A Justiça da Colômbia proibiu Abelardo de la Espriella de usar a camisa da seleção em atos eleitorais. A decisão, anunciada na quinta-feira (4), determina que o candidato não possa promover sua candidatura mantendo vestimenta, cores ou emblemas da seleção em campanhas, redes sociais ou qualquer espaço de difusão política. A medida visa manter a neutralidade dos símbolos nacionais.
A ação partiu do cidadão Wilman Ramiro Bocanegra Calderón, que alegou sentir-se discriminado pelo uso da camiseta pela campanha do ultradireitista.
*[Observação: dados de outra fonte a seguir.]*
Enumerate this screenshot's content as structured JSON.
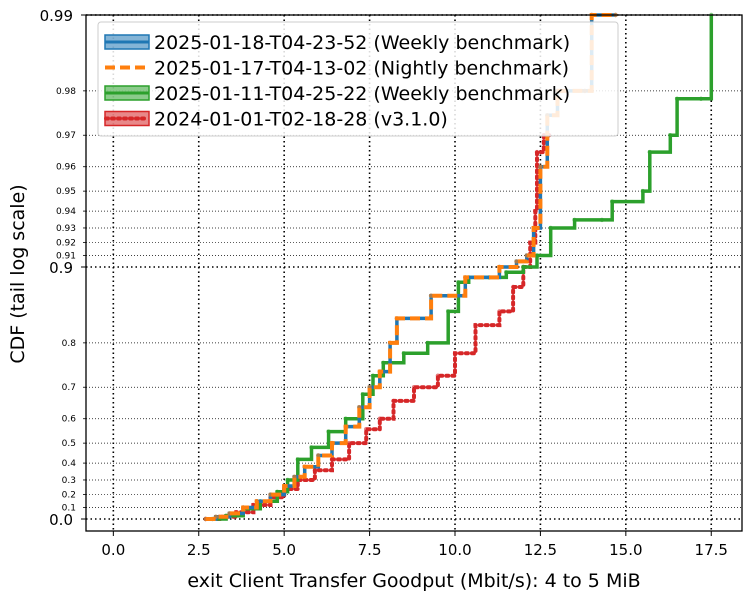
{
  "chart_data": {
    "type": "line",
    "title": "",
    "xlabel": "exit Client Transfer Goodput (Mbit/s): 4 to 5 MiB",
    "ylabel": "CDF (tail log scale)",
    "xlim": [
      -0.8,
      18.4
    ],
    "x_ticks": [
      0.0,
      2.5,
      5.0,
      7.5,
      10.0,
      12.5,
      15.0,
      17.5
    ],
    "x_tick_labels": [
      "0.0",
      "2.5",
      "5.0",
      "7.5",
      "10.0",
      "12.5",
      "15.0",
      "17.5"
    ],
    "y_scale": "tail-log (-log10(1-p))",
    "y_major_ticks": [
      0.0,
      0.9,
      0.99
    ],
    "y_major_labels": [
      "0.0",
      "0.9",
      "0.99"
    ],
    "y_minor_ticks": [
      0.1,
      0.2,
      0.3,
      0.4,
      0.5,
      0.6,
      0.7,
      0.8,
      0.91,
      0.92,
      0.93,
      0.94,
      0.95,
      0.96,
      0.97,
      0.98
    ],
    "y_minor_labels": [
      "0.1",
      "0.2",
      "0.3",
      "0.4",
      "0.5",
      "0.6",
      "0.7",
      "0.8",
      "0.91",
      "0.92",
      "0.93",
      "0.94",
      "0.95",
      "0.96",
      "0.97",
      "0.98"
    ],
    "grid": true,
    "legend_position": "top-left",
    "series": [
      {
        "name": "2025-01-18-T04-23-52 (Weekly benchmark)",
        "color": "#1f77b4",
        "style": "solid",
        "points": [
          [
            2.7,
            0.0
          ],
          [
            3.0,
            0.02
          ],
          [
            3.4,
            0.05
          ],
          [
            3.8,
            0.1
          ],
          [
            4.2,
            0.15
          ],
          [
            4.6,
            0.2
          ],
          [
            5.0,
            0.26
          ],
          [
            5.3,
            0.32
          ],
          [
            5.6,
            0.38
          ],
          [
            6.0,
            0.44
          ],
          [
            6.4,
            0.5
          ],
          [
            6.8,
            0.57
          ],
          [
            7.2,
            0.64
          ],
          [
            7.5,
            0.7
          ],
          [
            7.8,
            0.74
          ],
          [
            8.1,
            0.8
          ],
          [
            8.3,
            0.84
          ],
          [
            9.3,
            0.87
          ],
          [
            10.3,
            0.89
          ],
          [
            11.3,
            0.9
          ],
          [
            11.8,
            0.905
          ],
          [
            12.1,
            0.91
          ],
          [
            12.3,
            0.93
          ],
          [
            12.5,
            0.96
          ],
          [
            12.7,
            0.975
          ],
          [
            13.0,
            0.98
          ],
          [
            13.8,
            0.98
          ],
          [
            14.0,
            0.99
          ],
          [
            14.7,
            0.99
          ]
        ]
      },
      {
        "name": "2025-01-17-T04-13-02 (Nightly benchmark)",
        "color": "#ff7f0e",
        "style": "dashed",
        "points": [
          [
            2.7,
            0.0
          ],
          [
            3.0,
            0.02
          ],
          [
            3.4,
            0.05
          ],
          [
            3.8,
            0.1
          ],
          [
            4.2,
            0.15
          ],
          [
            4.6,
            0.2
          ],
          [
            5.0,
            0.26
          ],
          [
            5.3,
            0.32
          ],
          [
            5.6,
            0.38
          ],
          [
            6.0,
            0.44
          ],
          [
            6.4,
            0.5
          ],
          [
            6.8,
            0.57
          ],
          [
            7.2,
            0.64
          ],
          [
            7.5,
            0.7
          ],
          [
            7.8,
            0.74
          ],
          [
            8.1,
            0.8
          ],
          [
            8.3,
            0.84
          ],
          [
            9.3,
            0.87
          ],
          [
            10.3,
            0.89
          ],
          [
            11.3,
            0.9
          ],
          [
            11.8,
            0.905
          ],
          [
            12.1,
            0.91
          ],
          [
            12.3,
            0.93
          ],
          [
            12.5,
            0.96
          ],
          [
            12.7,
            0.975
          ],
          [
            13.0,
            0.98
          ],
          [
            13.8,
            0.98
          ],
          [
            14.0,
            0.99
          ],
          [
            14.7,
            0.99
          ]
        ]
      },
      {
        "name": "2025-01-11-T04-25-22 (Weekly benchmark)",
        "color": "#2ca02c",
        "style": "solid",
        "points": [
          [
            2.9,
            0.0
          ],
          [
            3.3,
            0.03
          ],
          [
            3.8,
            0.09
          ],
          [
            4.3,
            0.15
          ],
          [
            4.8,
            0.22
          ],
          [
            5.1,
            0.3
          ],
          [
            5.4,
            0.42
          ],
          [
            5.8,
            0.48
          ],
          [
            6.3,
            0.55
          ],
          [
            6.8,
            0.6
          ],
          [
            7.3,
            0.68
          ],
          [
            7.6,
            0.73
          ],
          [
            7.9,
            0.76
          ],
          [
            8.5,
            0.78
          ],
          [
            9.2,
            0.8
          ],
          [
            9.8,
            0.85
          ],
          [
            10.1,
            0.885
          ],
          [
            10.4,
            0.89
          ],
          [
            11.0,
            0.89
          ],
          [
            11.5,
            0.895
          ],
          [
            12.0,
            0.9
          ],
          [
            12.4,
            0.91
          ],
          [
            12.8,
            0.93
          ],
          [
            13.5,
            0.935
          ],
          [
            14.3,
            0.935
          ],
          [
            14.6,
            0.945
          ],
          [
            15.5,
            0.95
          ],
          [
            15.7,
            0.965
          ],
          [
            16.3,
            0.97
          ],
          [
            16.5,
            0.9785
          ],
          [
            17.2,
            0.9785
          ],
          [
            17.5,
            0.99
          ]
        ]
      },
      {
        "name": "2024-01-01-T02-18-28 (v3.1.0)",
        "color": "#d62728",
        "style": "dotted",
        "points": [
          [
            2.7,
            0.0
          ],
          [
            3.1,
            0.02
          ],
          [
            3.6,
            0.06
          ],
          [
            4.1,
            0.12
          ],
          [
            4.6,
            0.18
          ],
          [
            5.0,
            0.24
          ],
          [
            5.4,
            0.3
          ],
          [
            5.9,
            0.36
          ],
          [
            6.4,
            0.42
          ],
          [
            6.9,
            0.5
          ],
          [
            7.4,
            0.56
          ],
          [
            7.8,
            0.6
          ],
          [
            8.2,
            0.66
          ],
          [
            8.8,
            0.7
          ],
          [
            9.5,
            0.73
          ],
          [
            10.0,
            0.78
          ],
          [
            10.6,
            0.83
          ],
          [
            11.3,
            0.85
          ],
          [
            11.7,
            0.88
          ],
          [
            12.0,
            0.9
          ],
          [
            12.2,
            0.92
          ],
          [
            12.35,
            0.94
          ],
          [
            12.4,
            0.965
          ],
          [
            12.6,
            0.97
          ],
          [
            12.75,
            0.97
          ]
        ]
      }
    ]
  }
}
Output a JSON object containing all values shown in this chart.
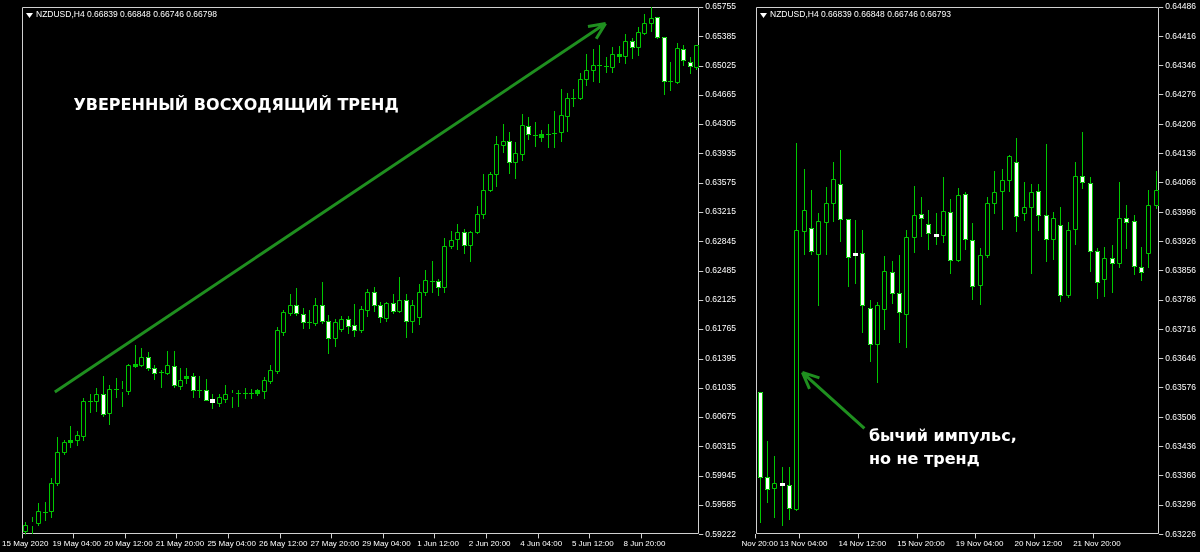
{
  "chart_data": [
    {
      "type": "candlestick",
      "title": "NZDUSD,H4 0.66839 0.66848 0.66746 0.66798",
      "annotations": [
        "УВЕРЕННЫЙ ВОСХОДЯЩИЙ ТРЕНД"
      ],
      "color": "#00c800",
      "categories": [
        "15 May 2020",
        null,
        null,
        null,
        null,
        null,
        null,
        null,
        "19 May 04:00",
        null,
        null,
        null,
        null,
        null,
        null,
        null,
        "20 May 12:00",
        null,
        null,
        null,
        null,
        null,
        null,
        null,
        "21 May 20:00",
        null,
        null,
        null,
        null,
        null,
        null,
        null,
        "25 May 04:00",
        null,
        null,
        null,
        null,
        null,
        null,
        null,
        "26 May 12:00",
        null,
        null,
        null,
        null,
        null,
        null,
        null,
        "27 May 20:00",
        null,
        null,
        null,
        null,
        null,
        null,
        null,
        "29 May 04:00",
        null,
        null,
        null,
        null,
        null,
        null,
        null,
        "1 Jun 12:00",
        null,
        null,
        null,
        null,
        null,
        null,
        null,
        "2 Jun 20:00",
        null,
        null,
        null,
        null,
        null,
        null,
        null,
        "4 Jun 04:00",
        null,
        null,
        null,
        null,
        null,
        null,
        null,
        "5 Jun 12:00",
        null,
        null,
        null,
        null,
        null,
        null,
        null,
        "8 Jun 20:00",
        null,
        null,
        null,
        null,
        null,
        null,
        null,
        null
      ],
      "ohlc": [
        [
          0.5926,
          0.5937,
          0.5923,
          0.5934
        ],
        [
          0.5934,
          0.5943,
          0.5924,
          0.5937
        ],
        [
          0.5936,
          0.596,
          0.5935,
          0.5951
        ],
        [
          0.595,
          0.5962,
          0.5941,
          0.595
        ],
        [
          0.5951,
          0.5992,
          0.5944,
          0.5986
        ],
        [
          0.5986,
          0.6042,
          0.5984,
          0.6024
        ],
        [
          0.6024,
          0.6038,
          0.6023,
          0.6037
        ],
        [
          0.6037,
          0.6056,
          0.6031,
          0.6039
        ],
        [
          0.6039,
          0.605,
          0.6033,
          0.6045
        ],
        [
          0.6044,
          0.6091,
          0.604,
          0.6088
        ],
        [
          0.6088,
          0.6095,
          0.6074,
          0.6088
        ],
        [
          0.6088,
          0.6103,
          0.6076,
          0.6096
        ],
        [
          0.6096,
          0.6118,
          0.607,
          0.6071
        ],
        [
          0.6072,
          0.6107,
          0.606,
          0.6102
        ],
        [
          0.6102,
          0.6115,
          0.6093,
          0.6102
        ],
        [
          0.61,
          0.6112,
          0.6082,
          0.6102
        ],
        [
          0.61,
          0.6133,
          0.6097,
          0.6132
        ],
        [
          0.6131,
          0.6156,
          0.613,
          0.6133
        ],
        [
          0.6132,
          0.6152,
          0.6131,
          0.6142
        ],
        [
          0.6142,
          0.6148,
          0.6127,
          0.6128
        ],
        [
          0.6128,
          0.6132,
          0.6115,
          0.6122
        ],
        [
          0.6123,
          0.6125,
          0.6105,
          0.6123
        ],
        [
          0.6122,
          0.6149,
          0.6121,
          0.6132
        ],
        [
          0.6131,
          0.6149,
          0.6105,
          0.6107
        ],
        [
          0.6106,
          0.6128,
          0.6103,
          0.6114
        ],
        [
          0.6116,
          0.6128,
          0.611,
          0.6118
        ],
        [
          0.6118,
          0.6122,
          0.6093,
          0.6101
        ],
        [
          0.6101,
          0.6118,
          0.6093,
          0.6101
        ],
        [
          0.6101,
          0.6114,
          0.6089,
          0.6089
        ],
        [
          0.609,
          0.6096,
          0.6079,
          0.6086
        ],
        [
          0.6085,
          0.6096,
          0.6082,
          0.6093
        ],
        [
          0.609,
          0.6107,
          0.6087,
          0.6096
        ],
        [
          0.6094,
          0.61,
          0.6081,
          0.6097
        ],
        [
          0.6097,
          0.61,
          0.6082,
          0.6097
        ],
        [
          0.6097,
          0.6103,
          0.6092,
          0.6098
        ],
        [
          0.6097,
          0.6102,
          0.6092,
          0.6098
        ],
        [
          0.6097,
          0.6102,
          0.6096,
          0.6101
        ],
        [
          0.61,
          0.6117,
          0.6092,
          0.6114
        ],
        [
          0.6112,
          0.6131,
          0.611,
          0.6126
        ],
        [
          0.6125,
          0.6178,
          0.6123,
          0.6175
        ],
        [
          0.6173,
          0.6199,
          0.617,
          0.6198
        ],
        [
          0.6196,
          0.622,
          0.6195,
          0.6207
        ],
        [
          0.6207,
          0.6227,
          0.6195,
          0.6196
        ],
        [
          0.6195,
          0.6202,
          0.6178,
          0.6185
        ],
        [
          0.6185,
          0.6199,
          0.6178,
          0.6185
        ],
        [
          0.6184,
          0.6215,
          0.6182,
          0.6207
        ],
        [
          0.6207,
          0.6234,
          0.6185,
          0.6186
        ],
        [
          0.6187,
          0.6194,
          0.6148,
          0.6166
        ],
        [
          0.6166,
          0.6189,
          0.6156,
          0.6185
        ],
        [
          0.6177,
          0.6192,
          0.6175,
          0.6189
        ],
        [
          0.6189,
          0.6192,
          0.6172,
          0.6181
        ],
        [
          0.6182,
          0.6207,
          0.6169,
          0.6176
        ],
        [
          0.6176,
          0.6205,
          0.6174,
          0.6201
        ],
        [
          0.62,
          0.6226,
          0.6194,
          0.6223
        ],
        [
          0.6223,
          0.6228,
          0.6199,
          0.6206
        ],
        [
          0.6207,
          0.621,
          0.6186,
          0.6192
        ],
        [
          0.619,
          0.621,
          0.6187,
          0.6209
        ],
        [
          0.6209,
          0.6219,
          0.6197,
          0.6199
        ],
        [
          0.6199,
          0.624,
          0.6198,
          0.6213
        ],
        [
          0.6212,
          0.6219,
          0.6168,
          0.6186
        ],
        [
          0.6186,
          0.6212,
          0.6173,
          0.6207
        ],
        [
          0.6192,
          0.6232,
          0.6184,
          0.6223
        ],
        [
          0.6223,
          0.6249,
          0.6219,
          0.6237
        ],
        [
          0.6236,
          0.626,
          0.6223,
          0.6237
        ],
        [
          0.6236,
          0.6238,
          0.622,
          0.6229
        ],
        [
          0.6229,
          0.6289,
          0.6223,
          0.628
        ],
        [
          0.6279,
          0.6298,
          0.6278,
          0.6287
        ],
        [
          0.6288,
          0.6306,
          0.6276,
          0.6297
        ],
        [
          0.6297,
          0.63,
          0.6271,
          0.6281
        ],
        [
          0.6281,
          0.6298,
          0.6262,
          0.6297
        ],
        [
          0.6297,
          0.6328,
          0.6296,
          0.6319
        ],
        [
          0.6319,
          0.6368,
          0.6315,
          0.6349
        ],
        [
          0.6349,
          0.637,
          0.6348,
          0.6369
        ],
        [
          0.6369,
          0.6415,
          0.6355,
          0.6406
        ],
        [
          0.6405,
          0.643,
          0.6397,
          0.641
        ],
        [
          0.641,
          0.642,
          0.637,
          0.6383
        ],
        [
          0.6383,
          0.6408,
          0.6364,
          0.6395
        ],
        [
          0.6394,
          0.6443,
          0.6387,
          0.6429
        ],
        [
          0.6428,
          0.6439,
          0.6413,
          0.6418
        ],
        [
          0.6417,
          0.6432,
          0.6404,
          0.6417
        ],
        [
          0.6415,
          0.6423,
          0.641,
          0.6418
        ],
        [
          0.6418,
          0.643,
          0.6403,
          0.6419
        ],
        [
          0.6419,
          0.6446,
          0.6403,
          0.642
        ],
        [
          0.6421,
          0.6474,
          0.641,
          0.6442
        ],
        [
          0.6441,
          0.6468,
          0.6422,
          0.6463
        ],
        [
          0.6463,
          0.6473,
          0.6453,
          0.6463
        ],
        [
          0.6463,
          0.6493,
          0.6462,
          0.6487
        ],
        [
          0.6486,
          0.6517,
          0.6479,
          0.6497
        ],
        [
          0.6497,
          0.6523,
          0.6484,
          0.6504
        ],
        [
          0.6503,
          0.6528,
          0.6483,
          0.6504
        ],
        [
          0.6502,
          0.6513,
          0.6496,
          0.6502
        ],
        [
          0.6501,
          0.6526,
          0.6496,
          0.6517
        ],
        [
          0.6515,
          0.6527,
          0.6508,
          0.6518
        ],
        [
          0.6515,
          0.6541,
          0.6507,
          0.6534
        ],
        [
          0.6534,
          0.6537,
          0.6513,
          0.6526
        ],
        [
          0.6526,
          0.655,
          0.6517,
          0.6545
        ],
        [
          0.6544,
          0.6566,
          0.6543,
          0.6556
        ],
        [
          0.6556,
          0.6575,
          0.6547,
          0.6562
        ],
        [
          0.6563,
          0.6563,
          0.6538,
          0.6538
        ],
        [
          0.6538,
          0.6538,
          0.6468,
          0.6484
        ],
        [
          0.6484,
          0.6507,
          0.6473,
          0.6484
        ],
        [
          0.6483,
          0.6531,
          0.6482,
          0.6525
        ],
        [
          0.6523,
          0.6528,
          0.6505,
          0.651
        ],
        [
          0.6508,
          0.6513,
          0.6495,
          0.6502
        ],
        [
          0.6501,
          0.6528,
          0.65,
          0.6528
        ]
      ],
      "colors": [
        "#000000",
        "#000000",
        "#000000",
        "#00c800",
        "#000000",
        "#000000",
        "#000000",
        "#00c800",
        "#000000",
        "#000000",
        "#00c800",
        "#000000",
        "#ffffff",
        "#000000",
        "#00c800",
        "#000000",
        "#000000",
        "#00c800",
        "#000000",
        "#ffffff",
        "#ffffff",
        "#00c800",
        "#000000",
        "#ffffff",
        "#000000",
        "#00c800",
        "#ffffff",
        "#00c800",
        "#ffffff",
        "#ffffff",
        "#000000",
        "#000000",
        "#000000",
        "#00c800",
        "#00c800",
        "#00c800",
        "#00c800",
        "#000000",
        "#000000",
        "#000000",
        "#000000",
        "#000000",
        "#ffffff",
        "#ffffff",
        "#00c800",
        "#000000",
        "#ffffff",
        "#ffffff",
        "#000000",
        "#000000",
        "#ffffff",
        "#ffffff",
        "#000000",
        "#000000",
        "#ffffff",
        "#ffffff",
        "#000000",
        "#ffffff",
        "#000000",
        "#ffffff",
        "#000000",
        "#000000",
        "#000000",
        "#00c800",
        "#ffffff",
        "#000000",
        "#000000",
        "#000000",
        "#ffffff",
        "#000000",
        "#000000",
        "#000000",
        "#000000",
        "#000000",
        "#000000",
        "#ffffff",
        "#000000",
        "#000000",
        "#ffffff",
        "#00c800",
        "#00c800",
        "#00c800",
        "#00c800",
        "#000000",
        "#000000",
        "#00c800",
        "#000000",
        "#000000",
        "#000000",
        "#00c800",
        "#00c800",
        "#000000",
        "#00c800",
        "#000000",
        "#ffffff",
        "#000000",
        "#000000",
        "#000000",
        "#ffffff",
        "#ffffff",
        "#00c800",
        "#000000",
        "#ffffff",
        "#ffffff",
        "#000000"
      ],
      "ylim": [
        0.59222,
        0.65755
      ],
      "yticks": [
        0.65755,
        0.65385,
        0.65025,
        0.64665,
        0.64305,
        0.63935,
        0.63575,
        0.63215,
        0.62845,
        0.62485,
        0.62125,
        0.61765,
        0.61395,
        0.61035,
        0.60675,
        0.60315,
        0.59945,
        0.59585,
        0.59222
      ]
    },
    {
      "type": "candlestick",
      "title": "NZDUSD,H4 0.66839 0.66848 0.66746 0.66793",
      "annotations": [
        "бычий импульс,\nно не тренд"
      ],
      "color": "#00c800",
      "categories": [
        "Nov 20:00",
        null,
        null,
        null,
        null,
        null,
        "13 Nov 04:00",
        null,
        null,
        null,
        null,
        null,
        null,
        null,
        "14 Nov 12:00",
        null,
        null,
        null,
        null,
        null,
        null,
        null,
        "15 Nov 20:00",
        null,
        null,
        null,
        null,
        null,
        null,
        null,
        "19 Nov 04:00",
        null,
        null,
        null,
        null,
        null,
        null,
        null,
        "20 Nov 12:00",
        null,
        null,
        null,
        null,
        null,
        null,
        null,
        "21 Nov 20:00",
        null,
        null,
        null,
        null,
        null,
        null,
        null,
        null
      ],
      "ohlc": [
        [
          0.63566,
          0.63566,
          0.63256,
          0.63363
        ],
        [
          0.63362,
          0.63449,
          0.63304,
          0.63335
        ],
        [
          0.63337,
          0.63413,
          0.63269,
          0.63348
        ],
        [
          0.6335,
          0.63387,
          0.63249,
          0.63343
        ],
        [
          0.63343,
          0.63385,
          0.63264,
          0.6329
        ],
        [
          0.63286,
          0.64161,
          0.63285,
          0.63953
        ],
        [
          0.63951,
          0.64098,
          0.63898,
          0.64
        ],
        [
          0.63958,
          0.64047,
          0.63897,
          0.63903
        ],
        [
          0.63897,
          0.63992,
          0.63776,
          0.63974
        ],
        [
          0.63972,
          0.64054,
          0.63897,
          0.64019
        ],
        [
          0.64019,
          0.64115,
          0.63976,
          0.64075
        ],
        [
          0.64064,
          0.64144,
          0.63929,
          0.6398
        ],
        [
          0.63979,
          0.63979,
          0.63821,
          0.6389
        ],
        [
          0.63898,
          0.63976,
          0.63827,
          0.63893
        ],
        [
          0.63899,
          0.63953,
          0.63711,
          0.63773
        ],
        [
          0.63768,
          0.63785,
          0.63642,
          0.63682
        ],
        [
          0.6368,
          0.63781,
          0.63592,
          0.63773
        ],
        [
          0.63765,
          0.63889,
          0.63718,
          0.63855
        ],
        [
          0.63853,
          0.63877,
          0.63781,
          0.63804
        ],
        [
          0.63804,
          0.63893,
          0.63686,
          0.63757
        ],
        [
          0.63752,
          0.63953,
          0.63676,
          0.63937
        ],
        [
          0.63937,
          0.64058,
          0.63903,
          0.6399
        ],
        [
          0.63991,
          0.64032,
          0.63941,
          0.63982
        ],
        [
          0.63968,
          0.64,
          0.6391,
          0.63946
        ],
        [
          0.63943,
          0.63992,
          0.63921,
          0.63939
        ],
        [
          0.63941,
          0.64078,
          0.63925,
          0.63998
        ],
        [
          0.63996,
          0.64027,
          0.63853,
          0.63882
        ],
        [
          0.63881,
          0.64052,
          0.6388,
          0.64036
        ],
        [
          0.64039,
          0.64044,
          0.63909,
          0.63933
        ],
        [
          0.63929,
          0.63968,
          0.63789,
          0.6382
        ],
        [
          0.63823,
          0.6391,
          0.63777,
          0.63894
        ],
        [
          0.63894,
          0.6403,
          0.63889,
          0.64018
        ],
        [
          0.64017,
          0.64092,
          0.63995,
          0.64044
        ],
        [
          0.64046,
          0.64099,
          0.63957,
          0.64072
        ],
        [
          0.64072,
          0.64131,
          0.64048,
          0.6413
        ],
        [
          0.64115,
          0.64172,
          0.63951,
          0.63988
        ],
        [
          0.63993,
          0.64067,
          0.63978,
          0.64008
        ],
        [
          0.64008,
          0.64061,
          0.63852,
          0.64044
        ],
        [
          0.64046,
          0.64061,
          0.63955,
          0.6399
        ],
        [
          0.63989,
          0.64157,
          0.6388,
          0.63932
        ],
        [
          0.63932,
          0.63996,
          0.63886,
          0.63982
        ],
        [
          0.63966,
          0.64006,
          0.63785,
          0.63797
        ],
        [
          0.63797,
          0.63972,
          0.63795,
          0.63953
        ],
        [
          0.63955,
          0.64115,
          0.63922,
          0.64082
        ],
        [
          0.64082,
          0.64187,
          0.64056,
          0.64069
        ],
        [
          0.64065,
          0.6408,
          0.63857,
          0.63902
        ],
        [
          0.63903,
          0.63909,
          0.63791,
          0.63828
        ],
        [
          0.63836,
          0.63911,
          0.63796,
          0.63886
        ],
        [
          0.63886,
          0.63916,
          0.63806,
          0.63875
        ],
        [
          0.63875,
          0.64067,
          0.63867,
          0.63983
        ],
        [
          0.63982,
          0.64012,
          0.63911,
          0.63972
        ],
        [
          0.63975,
          0.63989,
          0.63849,
          0.63867
        ],
        [
          0.63866,
          0.63912,
          0.63835,
          0.63854
        ],
        [
          0.63898,
          0.64048,
          0.63866,
          0.64012
        ],
        [
          0.64012,
          0.64092,
          0.64008,
          0.64048
        ]
      ],
      "colors": [
        "#ffffff",
        "#ffffff",
        "#000000",
        "#ffffff",
        "#ffffff",
        "#000000",
        "#000000",
        "#ffffff",
        "#000000",
        "#000000",
        "#000000",
        "#ffffff",
        "#ffffff",
        "#ffffff",
        "#ffffff",
        "#ffffff",
        "#000000",
        "#000000",
        "#ffffff",
        "#ffffff",
        "#000000",
        "#000000",
        "#ffffff",
        "#ffffff",
        "#ffffff",
        "#000000",
        "#ffffff",
        "#000000",
        "#ffffff",
        "#ffffff",
        "#000000",
        "#000000",
        "#000000",
        "#000000",
        "#000000",
        "#ffffff",
        "#000000",
        "#000000",
        "#ffffff",
        "#ffffff",
        "#000000",
        "#ffffff",
        "#000000",
        "#000000",
        "#ffffff",
        "#ffffff",
        "#ffffff",
        "#000000",
        "#ffffff",
        "#000000",
        "#ffffff",
        "#ffffff",
        "#ffffff",
        "#000000",
        "#000000"
      ],
      "ylim": [
        0.63226,
        0.64486
      ],
      "yticks": [
        0.64486,
        0.64416,
        0.64346,
        0.64276,
        0.64206,
        0.64136,
        0.64066,
        0.63996,
        0.63926,
        0.63856,
        0.63786,
        0.63716,
        0.63646,
        0.63576,
        0.63506,
        0.63436,
        0.63366,
        0.63296,
        0.63226
      ]
    }
  ]
}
A juíza Aura Luz Forero decidiu pela suspensão imediata do uso de símbolos da seleção pelo candidato, ressaltando que a identificação visual não pode ser vinculada a uma candidatura.
A decisão aponta ainda que o item é um símbolo nacional cuja utilização com fins políticos pode desvirtuar sua função. Espriella adotou a camisa uma semana antes do primeiro turno, vencido no pleito, e passou a incentivar apoiadores a votarem com o uniforme tricolor.
Contexto e desdobramentos
A questão surge em meio a controvérsias sobre a apropriação de símbolos nacionais para fins eleitorais. A Federação Colombiana de Futebol também solicitou que campanhas se abstenham de usar o uniforme. A disputa repercute no debate sobre o papel de símbolos nacionais na política.
Entre apoiadores de Cepeda, figuras promoveram ações contra a utilização da camisa por Espriella. O debate envolve ainda a comparação com atitudes observadas em outros países, destacando relatos de campanhas que buscaram associar símbolos nacionais a candidaturas.
A reportagem aponta que Espriella vem mantendo posicionamento contundente e já enfrentou outras ações judiciais recentes. Em decisão separada, a juíza Xinia Navarro exigiu que o candidato se desculpasse por declarações sobre o voto feminino em veículo de comunicação, o que também teve desfecho recente.